Engoli o seco quando ele entrou em meu campo de visão, perto demais para que meus olhos focassem em outra coisa além da boca avermelhada há menos de oito centímetros de distancia — era uma média, minha cabeça não conseguia calcula aquela distancia porque, primeiramente, eu não gostaria que ela existisse.

E isso era uma das coisas que me deixava pensativo ultimamente: o tipo de pensamento que eu tenho toda vez que Im Jaebum está por perto.
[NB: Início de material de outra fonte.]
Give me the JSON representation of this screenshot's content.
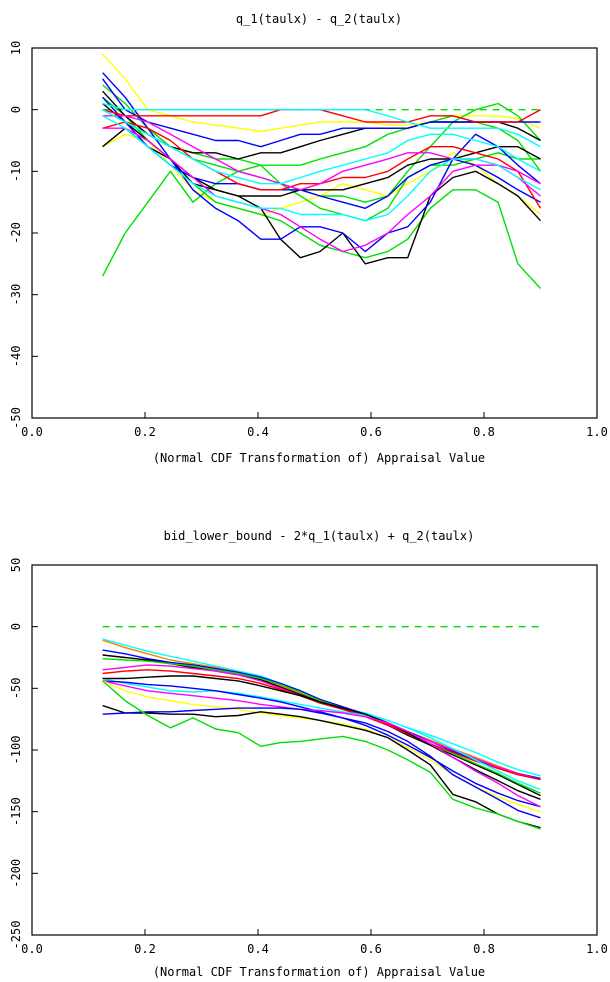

É sempre algo impulsivo e completamente fora de nexo, o tipo de coisa que com certeza eu me arrependeria depois, mas que não me impedia de fazer porque era muito bom o jeito como sua respiração fazia com que a minha ficasse entrecortada, ou como sua boca fazia com que minha garganta fechasse e sua voz deixava meu corpo num completo caos, como se tudo dentro de mim virasse de cabeça pra baixo ao mínimo movimento.

— Então, me diga, Youngjae...

Pisquei, saindo da nuvem de pensamentos que tinha entrado.

Não conseguia raciocinar nada com ele perto daquele jeito. Queria empurrar seus ombros para conseguir respirar corretamente e fazer com que meus pulmões parassem de arder daquele jeito.

— Por um acaso, alguma vez você...

Ele falava tão devagar e, Deus, o movimento que seus lábios faziam... Im Jaebum me torturava em cada meia palavra que falava — e ele tinha consciência daquilo. Sabia que era como uma bomba...

— Já ficou de detenção?

Nunca.

Jaebum sorriu.

Prestes a explodir.

E então me beijou.

Não foi diferente das outras vezes que nossos lábios tinham se encontrado, mas foi diferente de todas as outras vezes que meus lábios tinham encontrado os de outra pessoa. Eu sentia exatamente a mesma coisa: como se o frio na barriga fizesse com que o mundo caísse ao meu redor, mas cada vez a intensidade aumentava. Qualquer mínimo toque de Jaebum causava uma explosão diferente dentro de mim, e aquilo era definitivamente o mais fora da bolha que eu já tinha ido.

Jaebum era o céu de um subúrbio explodindo em fogos de artificio a cada milésimo de segundo e eu estava completamente fascinado.

Sua boca movendo-se contra a minha me fez prender a respiração, mas logo arfei quando senti suas mãos geladas adentrarem pela minha blusa moletom e tocarem minha cintura febril, assim como todo o meu copo naquele momento. Ele me puxou, colando nossos corpos para me empurrar contra a outra estante com força, fazendo alguns livros caírem e o estrondo ecoasse pela biblioteca vazia, mas nem de longe aquilo foi doloroso, meu corpo inteiro parecia estar entorpecido pelo gosto de menta que sentia na minha boca.

Minha cabeça alertava que aquilo era muito perigoso, mas quando Jaebum mordeu meu lábio inferior, olhando bem nos meus olhos, eu não conseguia pensar em mais nada além de que eu deveria provavelmente mata-lo antes que enlouquecesse.

Contudo, esperei que ele colasse nossos lábios novamente, mas não foi o que aconteceu, Jaebum apenas continuou me encarando com um sorriso sagaz. Ouvi saltos altos fazerem barulho contra o piso de madeira velho da biblioteca, e virei minha cabeça para o lado, encontrando a sra. Sunhee nos olhando.

— Im Jaebum e Choi Youngjae! — Ela gritou, quase conseguia ver a fumaça saindo de suas narinas e orelhas. — Detenção, os dois!

Aquilo era ruim, mas quando Jaebum me olhou malicioso, passando a língua pelos lábios com um sorriso vitorioso no rosto, eu me sentia mais animado do que nunca.